Alkahest is one of the groups trying transfusion of young blood plasma into old individuals as a way to reduce specific measures of aging, an outgrowth of parabiosis studies in which the circulatory systems of young and old animals are linked. The evidence for benefits to result from signals present in young blood is decidedly mixed, with the most compelling studies suggesting that it is a dilution of harmful signals in old blood that lies at the root of changes. Nonetheless, human studies of periodic transfusions of young blood plasma are proceeding.
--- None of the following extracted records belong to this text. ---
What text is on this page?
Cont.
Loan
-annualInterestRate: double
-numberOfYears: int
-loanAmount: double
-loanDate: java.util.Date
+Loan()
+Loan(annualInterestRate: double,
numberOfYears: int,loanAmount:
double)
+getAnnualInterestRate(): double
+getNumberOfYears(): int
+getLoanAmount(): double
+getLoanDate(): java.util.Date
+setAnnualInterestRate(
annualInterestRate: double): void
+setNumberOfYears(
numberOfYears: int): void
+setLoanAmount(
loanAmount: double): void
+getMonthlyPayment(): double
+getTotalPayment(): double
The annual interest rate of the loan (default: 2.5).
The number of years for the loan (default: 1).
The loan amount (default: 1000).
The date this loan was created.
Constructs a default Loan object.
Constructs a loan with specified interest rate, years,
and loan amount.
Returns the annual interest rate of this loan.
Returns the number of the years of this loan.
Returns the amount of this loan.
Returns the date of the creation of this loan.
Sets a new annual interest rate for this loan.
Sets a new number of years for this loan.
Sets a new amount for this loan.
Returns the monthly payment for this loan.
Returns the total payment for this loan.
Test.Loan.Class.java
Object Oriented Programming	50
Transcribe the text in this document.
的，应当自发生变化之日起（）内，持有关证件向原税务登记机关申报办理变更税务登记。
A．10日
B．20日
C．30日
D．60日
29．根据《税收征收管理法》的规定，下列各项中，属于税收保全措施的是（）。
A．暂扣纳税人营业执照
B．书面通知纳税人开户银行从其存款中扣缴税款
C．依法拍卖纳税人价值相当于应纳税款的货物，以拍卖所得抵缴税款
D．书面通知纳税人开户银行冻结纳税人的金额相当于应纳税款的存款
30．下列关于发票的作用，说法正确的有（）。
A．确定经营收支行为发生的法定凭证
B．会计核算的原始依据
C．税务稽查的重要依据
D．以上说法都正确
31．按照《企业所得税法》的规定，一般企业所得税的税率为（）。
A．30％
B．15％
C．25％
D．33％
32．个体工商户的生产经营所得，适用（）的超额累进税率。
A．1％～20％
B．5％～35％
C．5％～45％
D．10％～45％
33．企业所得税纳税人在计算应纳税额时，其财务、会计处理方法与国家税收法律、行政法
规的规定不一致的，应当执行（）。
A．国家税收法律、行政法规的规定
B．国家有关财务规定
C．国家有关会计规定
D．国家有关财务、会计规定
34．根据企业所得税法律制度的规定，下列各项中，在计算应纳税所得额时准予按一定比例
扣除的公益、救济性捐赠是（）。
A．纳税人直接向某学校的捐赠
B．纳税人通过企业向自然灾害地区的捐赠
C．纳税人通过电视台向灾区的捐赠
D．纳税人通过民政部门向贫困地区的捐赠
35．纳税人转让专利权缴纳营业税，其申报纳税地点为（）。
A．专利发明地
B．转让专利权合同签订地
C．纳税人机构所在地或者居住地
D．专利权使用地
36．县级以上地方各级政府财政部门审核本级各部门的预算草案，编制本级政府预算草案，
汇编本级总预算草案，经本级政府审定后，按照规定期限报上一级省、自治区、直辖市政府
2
This small pilot study is really only assessing safety, and isn't large enough to prove anything when the outcomes are small, unreliable, or non-existent, as appears to be the case, but the company plans to move on to a larger study.
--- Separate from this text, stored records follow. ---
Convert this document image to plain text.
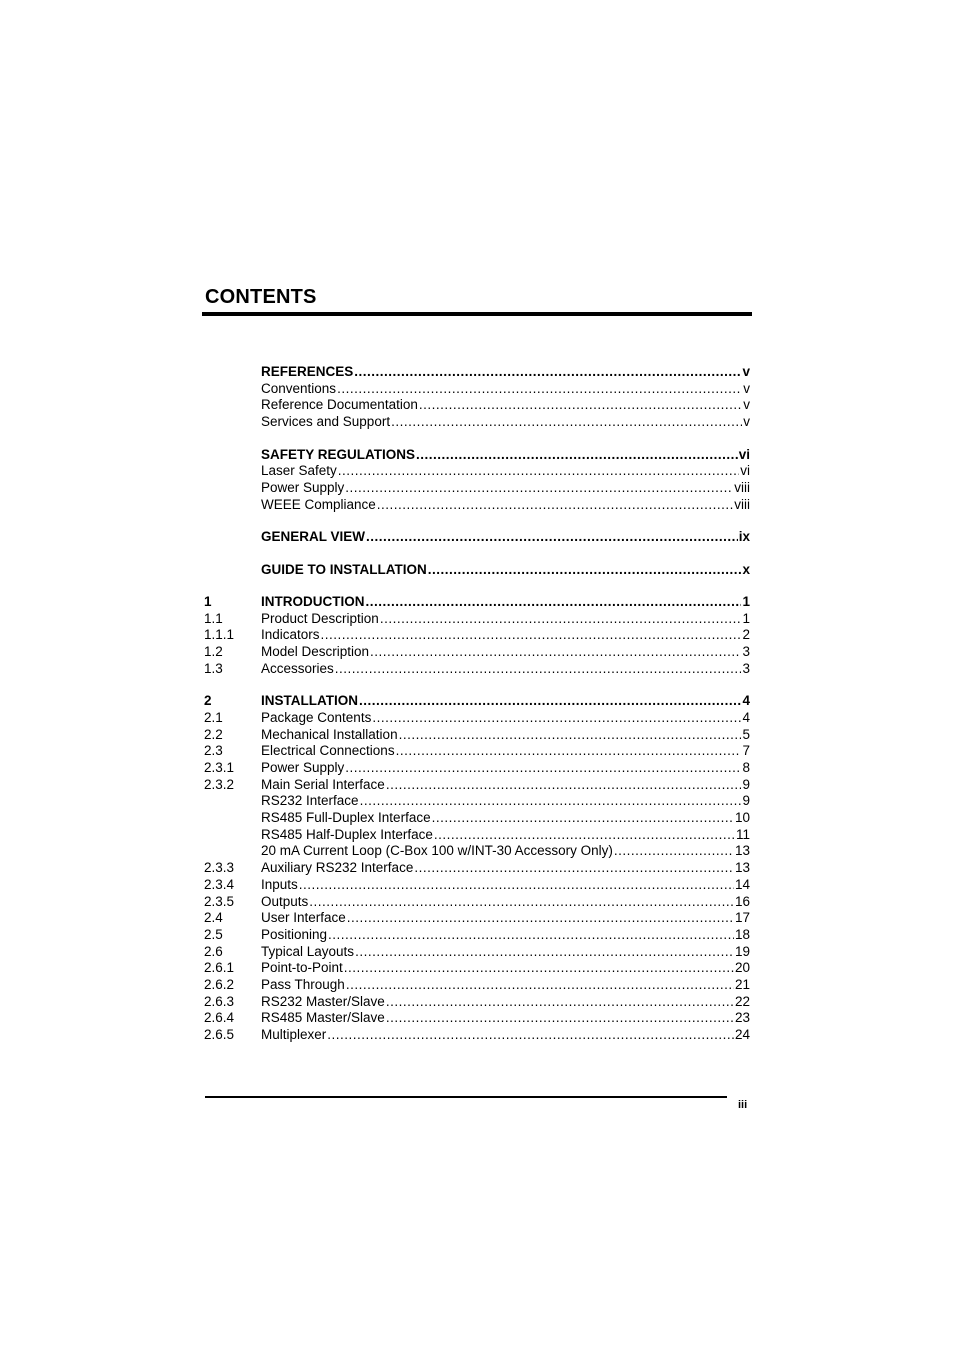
CONTENTS
REFERENCES .....	v
Conventions .....	v
Reference Documentation .....	v
Services and Support .....	v
SAFETY REGULATIONS .....	vi
Laser Safety .....	vi
Power Supply .....	viii
WEEE Compliance .....	viii
GENERAL VIEW .....	ix
GUIDE TO INSTALLATION .....	x
1	INTRODUCTION .....	1
1.1	Product Description .....	1
1.1.1 Indicators .....	2
1.2	Model Description .....	3
1.3	Accessories .....	3
2	INSTALLATION .....	4
2.1	Package Contents .....	4
2.2	Mechanical Installation .....	5
2.3	Electrical Connections .....	7
2.3.1 Power Supply .....	8
2.3.2 Main Serial Interface .....	9
RS232 Interface .....	9
RS485 Full-Duplex Interface .....	10
RS485 Half-Duplex Interface .....	11
20 mA Current Loop (C-Box 100 w/INT-30 Accessory Only) .....	13
2.3.3 Auxiliary RS232 Interface .....	13
2.3.4 Inputs .....	14
2.3.5 Outputs .....	16
2.4	User Interface .....	17
2.5	Positioning .....	18
2.6	Typical Layouts .....	19
2.6.1 Point-to-Point .....	20
2.6.2 Pass Through .....	21
2.6.3 RS232 Master/Slave .....	22
2.6.4 RS485 Master/Slave .....	23
2.6.5 Multiplexer .....	24
iii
In the context of the view of aging as accumulated cell and tissue damage, changes in the signaling environment of tissues and bloodstream are reactions to that damage. Thus the scope of possible benefits is not large: the damage remains even if an approach could somehow adjust all relevant signal molecule levels to be exactly the same as they are in young individuals, and that damage is the primary issue. The past few decades of stem cell therapies, which largely work by changing the signaling environment, are pointers to the expected scope of benefits in the best case. Clearly there are some gains to be found in this strategy, but they are ultimately limited by the underlying cell and tissue damage that is the root cause of aging. It must be repaired to truly attain rejuvenation, and if the damage is repaired then the changes in the signaling environment will revert themselves.
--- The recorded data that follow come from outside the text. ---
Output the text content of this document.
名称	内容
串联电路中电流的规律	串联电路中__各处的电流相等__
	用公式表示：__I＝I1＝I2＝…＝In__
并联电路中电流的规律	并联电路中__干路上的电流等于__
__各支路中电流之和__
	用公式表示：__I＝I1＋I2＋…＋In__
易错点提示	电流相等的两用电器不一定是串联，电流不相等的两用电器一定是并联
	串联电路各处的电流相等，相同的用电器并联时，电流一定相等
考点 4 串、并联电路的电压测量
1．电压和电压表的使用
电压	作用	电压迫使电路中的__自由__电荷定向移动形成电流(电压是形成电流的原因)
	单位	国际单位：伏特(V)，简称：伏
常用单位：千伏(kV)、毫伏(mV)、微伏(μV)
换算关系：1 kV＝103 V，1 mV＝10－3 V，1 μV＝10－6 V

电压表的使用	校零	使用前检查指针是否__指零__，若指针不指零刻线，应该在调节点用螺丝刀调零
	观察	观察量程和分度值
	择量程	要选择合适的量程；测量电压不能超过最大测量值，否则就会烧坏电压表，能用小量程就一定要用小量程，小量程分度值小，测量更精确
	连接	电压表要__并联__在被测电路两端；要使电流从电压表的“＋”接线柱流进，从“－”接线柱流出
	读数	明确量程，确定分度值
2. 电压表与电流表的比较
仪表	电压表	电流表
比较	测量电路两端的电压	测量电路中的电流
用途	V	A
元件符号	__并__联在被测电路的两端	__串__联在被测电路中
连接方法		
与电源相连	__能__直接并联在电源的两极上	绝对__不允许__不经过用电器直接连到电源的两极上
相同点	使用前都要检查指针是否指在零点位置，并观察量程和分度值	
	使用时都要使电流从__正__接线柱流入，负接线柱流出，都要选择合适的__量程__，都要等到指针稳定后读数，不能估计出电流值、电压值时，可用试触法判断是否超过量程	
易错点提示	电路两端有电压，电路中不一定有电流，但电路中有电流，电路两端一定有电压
The first rigorous clinical test of whether blood plasma donated by healthy young people can help reverse Alzheimer's disease in older adults has found that the treatment produced minimal, if any, benefits. Caregivers for 16 people with mild or moderate Alzheimer's disease reported that their charges performed slightly better at daily tasks after receiving weekly injections of young plasma. But the patients did no better on cognitive tests administered by researchers - a crucial standard for whether the treatment had a significant impact. All the same, the sponsor of the trial - startup company Alkahest - is "encouraged" to run more trials
Nine patients with mild to moderate Alzheimer's got four once-weekly infusions of either saline (as a placebo) or plasma from 18- to 30-year-old male donors. After a 6-week break, the infusions were switched so that the patients who had gotten plasma got saline, and the patients who had gotten saline received plasma. Another nine patients received young plasma only, and no placebo. Two patients dropped out of the trial, one after developing a rash from an infusion and another who had an unrelated stroke.
After receiving young plasma, the 16 remaining patients performed no better on objective cognitive tests given by medical staff. However, on average their scores improved slightly - 4.5 points on a 30-point scale - on a caregiver survey about whether they needed help with daily activities such as making a meal or traveling. The patients' scores also improved modestly on another survey that asks caregivers how well patients can perform simple tasks like getting dressed and shopping. The positive effects reported by the caregivers could merely be a placebo effect: "Patients could feel better because somebody paid attention to them."
Because the treatment seemed safe, Alkahest now wants to launch another trial that will use just the fraction of the blood plasma that contains growth factors, but not coagulation factors and other components that may do more harm than good. In animals, this plasma fraction was more effective at improving cognition in the mice with an Alzheimer's-like condition than whole plasma. Alkahest also wants to test a range of doses and include patients with more severe Alzheimer's.